Analyzing jQuery usage among the top sites
While we did the research for this post, we also looked at how popular jQuery is among the top 1,000 and top 100 websites in the world, to give some added perspective.
Want a bigger chart? Here it is.
The jQuery usage among the top 100 sites would probably be a bit higher if Google weren’t behind such a big portion of them. Google owns one in five of the top 100 sites, and those sites don’t use jQuery. This in all likelihood skews the number a bit.
Big sites that use jQuery
There are literally thousands of big sites that use jQuery, but a few examples are in order. So, here is a selection of some of the world’s biggest sites, all using jQuery:
WordPress.com, Pinterest, Reddit, MSN.com, WordPress.org, Amazon, Yandex, Microsoft.com, GO.com, Ask.com, ESPN, Craigslist, About.com, Go Daddy, Stack Overflow, Huffington Post, Instagram, Slideshare, Fox News, The Guardian, Etsy, LiveJournal, Weather.com and many, many more.
The most popular CDN for jQuery
Both Google, Microsoft and Media Temple have generously provided CDNs (content delivery networks) that site owners can freely use when they include jQuery on their sites. Site owners can of course elect to host the script(s) themselves as well.
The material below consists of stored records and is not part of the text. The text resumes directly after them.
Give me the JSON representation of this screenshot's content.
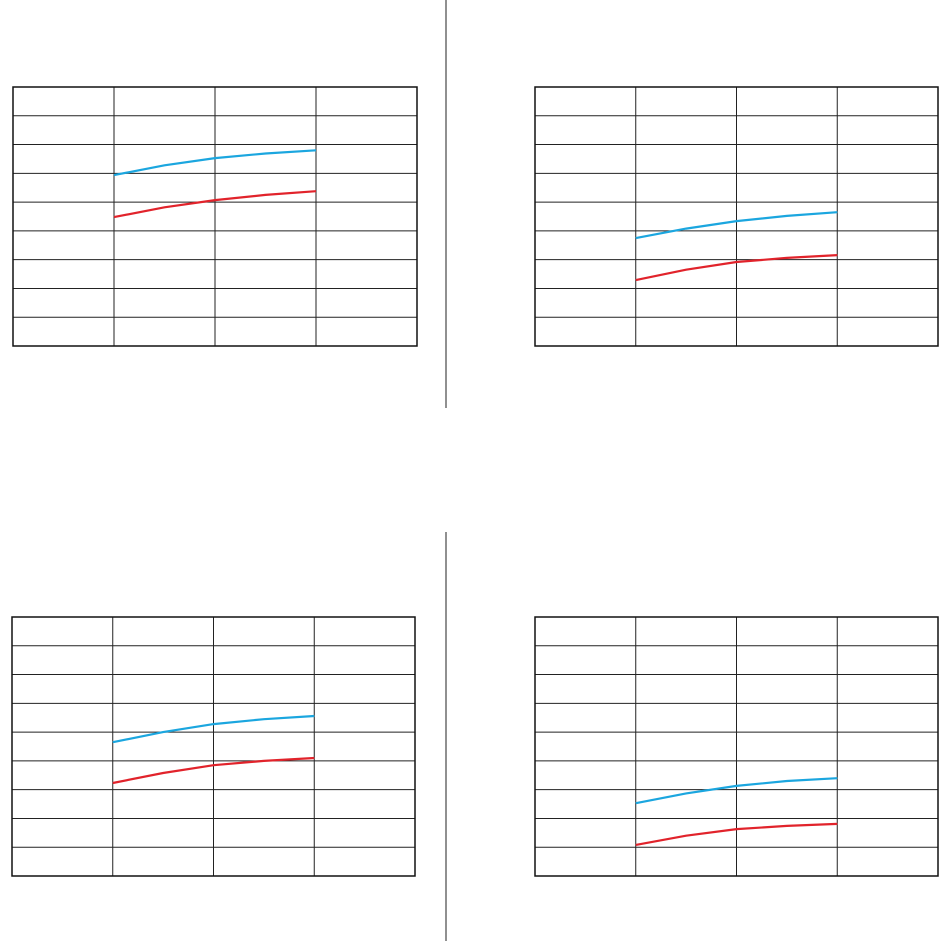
{
  "chart_data": [
    {
      "type": "line",
      "x": [
        1,
        1.5,
        2,
        2.5,
        3
      ],
      "xlim": [
        0,
        4
      ],
      "ylim": [
        0,
        9
      ],
      "xticks": [
        0,
        1,
        2,
        3,
        4
      ],
      "yticks": [
        0,
        1,
        2,
        3,
        4,
        5,
        6,
        7,
        8,
        9
      ],
      "grid": true,
      "series": [
        {
          "color": "#1ba6df",
          "values": [
            5.94,
            6.28,
            6.53,
            6.69,
            6.8
          ]
        },
        {
          "color": "#e1232b",
          "values": [
            4.48,
            4.82,
            5.07,
            5.25,
            5.38
          ]
        }
      ]
    },
    {
      "type": "line",
      "x": [
        1,
        1.5,
        2,
        2.5,
        3
      ],
      "xlim": [
        0,
        4
      ],
      "ylim": [
        0,
        9
      ],
      "xticks": [
        0,
        1,
        2,
        3,
        4
      ],
      "yticks": [
        0,
        1,
        2,
        3,
        4,
        5,
        6,
        7,
        8,
        9
      ],
      "grid": true,
      "series": [
        {
          "color": "#1ba6df",
          "values": [
            3.75,
            4.08,
            4.34,
            4.52,
            4.65
          ]
        },
        {
          "color": "#e1232b",
          "values": [
            2.29,
            2.65,
            2.92,
            3.06,
            3.16
          ]
        }
      ]
    },
    {
      "type": "line",
      "x": [
        1,
        1.5,
        2,
        2.5,
        3
      ],
      "xlim": [
        0,
        4
      ],
      "ylim": [
        0,
        9
      ],
      "xticks": [
        0,
        1,
        2,
        3,
        4
      ],
      "yticks": [
        0,
        1,
        2,
        3,
        4,
        5,
        6,
        7,
        8,
        9
      ],
      "grid": true,
      "series": [
        {
          "color": "#1ba6df",
          "values": [
            4.65,
            5.0,
            5.28,
            5.45,
            5.56
          ]
        },
        {
          "color": "#e1232b",
          "values": [
            3.23,
            3.58,
            3.85,
            4.0,
            4.1
          ]
        }
      ]
    },
    {
      "type": "line",
      "x": [
        1,
        1.5,
        2,
        2.5,
        3
      ],
      "xlim": [
        0,
        4
      ],
      "ylim": [
        0,
        9
      ],
      "xticks": [
        0,
        1,
        2,
        3,
        4
      ],
      "yticks": [
        0,
        1,
        2,
        3,
        4,
        5,
        6,
        7,
        8,
        9
      ],
      "grid": true,
      "series": [
        {
          "color": "#1ba6df",
          "values": [
            2.53,
            2.87,
            3.13,
            3.3,
            3.4
          ]
        },
        {
          "color": "#e1232b",
          "values": [
            1.08,
            1.4,
            1.63,
            1.74,
            1.81
          ]
        }
      ]
    }
  ]
}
So which jQuery hosting option is the most popular? Some additional analysis gave us the following result.
Larger version available here.
It should be mentioned that there is a certain amount of overlap in CDN usage. Almost half of the sites that use Microsoft’s CDN also use Google’s, for example.
It appears that the Google Ajax API CDN is by far the most popular CDN among web developers. A full 25.4% of sites that use jQuery include the script from Google’s CDN.
The other two CDNs listed on jQuery’s site don’t even come close. There are 35 times as many sites using Google’s CDN as Microsoft’s. Media Temple’s jQuery CDN doesn’t fare much better; 23 times as many sites use Google’s CDN. Google’s dominance is quite complete here.
That said, the majority of the sites with jQuery don’t use any of these three CDNs. Either they are using a different CDN, or host it themselves (the latter being more likely for most sites).
JQuery is in excellent health. It has powerful backers and contributors and a lively developer community. The popularity of jQuery has kept growing over the years, and deservedly so. We are proud to be one of the project sponsors.
We hope to revisit this post a year or so from now. Where do you think jQuery adoption will be by then? Judging by these numbers, it certainly isn’t likely to go down anytime soon.
Methodology: We downloaded the HTML code for the top 10k websites in the world, according to Alexa (on June 19, 2012), and scanned for any variation of jQuery script inclusion. We only tested the homepages, i.e. the initial page you get when you visit a site.